Fahrenheit 451 by Ray Bradbury
Read May 12-14 2016
Premise: In the future, firemen are the censorship arm of the surveillance state burning books (which are illegal) to ensure the cohesion of a society built on sensationalism and shallowness.
Verdict: I had read this book a long time ago and my local library did a read-along of it in May. It’s small enough to knock out in a few hours tops so I re-read it, loved it, and headed off to the library discussion which was all doom, gloom, and terror. Sci-fi is all about speculating on the dark paths our actions may lead us down in the future, but I think something about this group (who were all at least 50 or older and most claimed to hate science fiction) just made them more inclined to declare that the entire world was degenerate and our society was failing. Also, if you’ve read any of my previous Hugo project reviews, lately I’ve gotten free of a lifelong abusive situation and have been working on my brain. All fun things. So, with that preface, here’s what I thought about Fahrenheit 451 on this, the xth time I’ve read it.
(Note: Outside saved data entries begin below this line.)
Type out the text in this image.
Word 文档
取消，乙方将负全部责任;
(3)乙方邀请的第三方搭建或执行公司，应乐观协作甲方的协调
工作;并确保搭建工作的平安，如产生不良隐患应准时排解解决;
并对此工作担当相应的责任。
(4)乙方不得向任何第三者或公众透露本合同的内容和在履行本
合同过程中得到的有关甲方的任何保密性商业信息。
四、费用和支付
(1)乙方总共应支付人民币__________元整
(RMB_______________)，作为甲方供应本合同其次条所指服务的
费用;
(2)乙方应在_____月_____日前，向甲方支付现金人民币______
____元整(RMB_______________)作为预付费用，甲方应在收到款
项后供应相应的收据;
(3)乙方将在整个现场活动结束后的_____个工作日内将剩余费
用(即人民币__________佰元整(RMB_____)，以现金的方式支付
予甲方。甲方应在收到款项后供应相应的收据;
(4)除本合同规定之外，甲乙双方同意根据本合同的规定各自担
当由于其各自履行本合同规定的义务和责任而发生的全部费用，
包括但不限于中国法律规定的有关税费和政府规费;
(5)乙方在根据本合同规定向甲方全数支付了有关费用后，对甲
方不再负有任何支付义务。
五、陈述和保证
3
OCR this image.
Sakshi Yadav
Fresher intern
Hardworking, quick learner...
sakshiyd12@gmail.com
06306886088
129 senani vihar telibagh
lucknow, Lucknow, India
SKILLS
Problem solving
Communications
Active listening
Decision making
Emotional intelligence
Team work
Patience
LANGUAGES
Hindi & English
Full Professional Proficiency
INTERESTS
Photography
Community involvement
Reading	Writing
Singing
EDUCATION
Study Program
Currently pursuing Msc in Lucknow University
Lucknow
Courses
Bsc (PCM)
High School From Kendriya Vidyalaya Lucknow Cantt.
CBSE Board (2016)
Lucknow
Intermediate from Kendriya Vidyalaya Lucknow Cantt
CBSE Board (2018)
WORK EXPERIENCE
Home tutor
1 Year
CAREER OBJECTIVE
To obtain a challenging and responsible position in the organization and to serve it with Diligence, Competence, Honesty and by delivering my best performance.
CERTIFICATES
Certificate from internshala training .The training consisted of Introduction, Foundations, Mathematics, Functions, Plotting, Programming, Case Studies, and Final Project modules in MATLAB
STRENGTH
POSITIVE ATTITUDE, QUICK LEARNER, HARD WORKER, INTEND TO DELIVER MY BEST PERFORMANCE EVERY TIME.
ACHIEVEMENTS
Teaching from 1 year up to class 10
When I first read this book I was convinced it was about how stupid our culture is because people don’t want to think. I was an angry teenager who loved books and learning and I was relentlessly bullied for it. Fahrenheit 451 felt like a vindication to me. Now that I’m not an angry teenager it still feels like a vindication, but less of intelligence and more of compassion. Our discussion at the library eventually got into Cold War paranoia which was an astute conversation topic. But I feel like it’s worth noting the censorship aspects not from a totalitarian angle, but more from the way Bradbury presents a culture of despair.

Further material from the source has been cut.